L’Occident doit prendre conscience de sa supériorité sur les dictatures, d’un point de vue économique et politique, et ce, grâce au libéralisme.


Il est des brigands que la guerre excite et des civilisations qu'elle lasse. Notre Europe appartient à la deuxième catégorie. C'est durant les guerres de religion que Pierre Bayle plaida pour la tolérance, tandis que l'impérialisme de Louis XIV motiva l'abbé de Saint-Pierre à proposer, avant Kant, une confédération de peuples unis par le commerce et le droit. Il fallut bien des cataclysmes pour que l'Europe épouse cette vision idyllique des relations internationales. La proclamation de son triomphe définitif fut permise par une lecture tronquée de la fin de l'histoire de Fukuyama. Le viol de l'Ukraine au motif que « le berceau de la Russie » contemplait l'Ouest a enterré ce pacifisme auquel les Européens ont adhéré par naïveté.

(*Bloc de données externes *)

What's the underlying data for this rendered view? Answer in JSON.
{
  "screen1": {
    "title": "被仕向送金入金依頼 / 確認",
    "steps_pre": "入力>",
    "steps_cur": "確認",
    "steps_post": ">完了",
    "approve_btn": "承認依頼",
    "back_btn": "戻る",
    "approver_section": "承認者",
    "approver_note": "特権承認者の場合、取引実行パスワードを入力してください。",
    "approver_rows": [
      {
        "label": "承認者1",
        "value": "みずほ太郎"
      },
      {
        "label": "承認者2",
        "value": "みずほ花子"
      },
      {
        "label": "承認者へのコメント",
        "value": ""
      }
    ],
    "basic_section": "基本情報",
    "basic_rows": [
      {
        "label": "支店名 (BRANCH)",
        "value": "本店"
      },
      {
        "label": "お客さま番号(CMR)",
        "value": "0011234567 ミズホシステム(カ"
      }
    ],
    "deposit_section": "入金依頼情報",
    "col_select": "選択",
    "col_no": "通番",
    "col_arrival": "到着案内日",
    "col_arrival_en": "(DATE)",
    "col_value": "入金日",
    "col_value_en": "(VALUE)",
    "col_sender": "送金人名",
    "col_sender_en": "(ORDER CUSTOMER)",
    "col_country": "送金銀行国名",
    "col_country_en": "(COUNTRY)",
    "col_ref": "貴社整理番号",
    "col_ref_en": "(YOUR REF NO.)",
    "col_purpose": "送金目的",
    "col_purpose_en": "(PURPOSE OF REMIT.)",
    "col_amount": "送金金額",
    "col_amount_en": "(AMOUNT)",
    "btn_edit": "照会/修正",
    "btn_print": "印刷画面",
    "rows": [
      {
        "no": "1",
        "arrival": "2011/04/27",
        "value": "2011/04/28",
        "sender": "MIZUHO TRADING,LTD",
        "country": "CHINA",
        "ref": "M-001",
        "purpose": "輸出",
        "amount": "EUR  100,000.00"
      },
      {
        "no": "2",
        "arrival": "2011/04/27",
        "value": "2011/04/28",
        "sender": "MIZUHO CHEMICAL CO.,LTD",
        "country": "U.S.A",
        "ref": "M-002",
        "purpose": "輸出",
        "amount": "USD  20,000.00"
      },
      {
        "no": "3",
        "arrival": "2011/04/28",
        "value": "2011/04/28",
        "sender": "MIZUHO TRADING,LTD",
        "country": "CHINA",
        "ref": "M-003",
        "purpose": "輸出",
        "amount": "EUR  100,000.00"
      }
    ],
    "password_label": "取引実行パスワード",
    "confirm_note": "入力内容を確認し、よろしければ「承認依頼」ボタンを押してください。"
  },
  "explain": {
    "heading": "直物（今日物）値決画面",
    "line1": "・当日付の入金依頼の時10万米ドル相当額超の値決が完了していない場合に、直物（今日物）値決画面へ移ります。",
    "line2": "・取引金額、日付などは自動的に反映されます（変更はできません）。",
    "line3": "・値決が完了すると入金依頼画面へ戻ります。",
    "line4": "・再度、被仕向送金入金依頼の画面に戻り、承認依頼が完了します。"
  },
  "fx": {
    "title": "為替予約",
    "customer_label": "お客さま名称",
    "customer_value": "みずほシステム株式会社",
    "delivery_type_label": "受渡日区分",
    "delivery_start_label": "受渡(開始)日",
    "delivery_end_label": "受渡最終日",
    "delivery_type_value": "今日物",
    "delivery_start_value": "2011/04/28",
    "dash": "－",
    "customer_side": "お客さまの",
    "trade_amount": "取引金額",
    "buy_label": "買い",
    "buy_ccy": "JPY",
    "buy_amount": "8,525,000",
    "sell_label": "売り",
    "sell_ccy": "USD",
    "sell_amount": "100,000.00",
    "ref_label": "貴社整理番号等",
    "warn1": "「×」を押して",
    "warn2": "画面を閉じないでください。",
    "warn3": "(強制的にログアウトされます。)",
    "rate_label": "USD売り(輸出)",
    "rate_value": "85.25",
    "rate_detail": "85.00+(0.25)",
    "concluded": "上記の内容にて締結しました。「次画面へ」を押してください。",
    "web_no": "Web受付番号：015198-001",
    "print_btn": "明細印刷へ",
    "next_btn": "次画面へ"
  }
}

Tous les Européens ? Non. L'Europe centrale aurait dû être écoutée, elle qui avait subi le joug soviétique et se méfiait du régime qui lui a succédé. Dès la dislocation de l'URSS, des personnalités comme l'historien polonais Bronisław Geremek décelaient chez les Russes un revanchisme qui deviendrait ostentatoire à mesure que leur pays se redresserait. C'est pourquoi l'Europe centrale supplia l'Occident de lui ouvrir ses portes. Zemmour et Védrine, qui reprennent le discours du Kremlin, dissimulent ce fait lorsqu'ils dénoncent « l'expansion » du bloc occidental, comme si ce dernier était une prison. C'est là confondre l'Occident avec l'URSS, dont l'effondrement fut qualifié de « pire catastrophe du XXe siècle » par Poutine.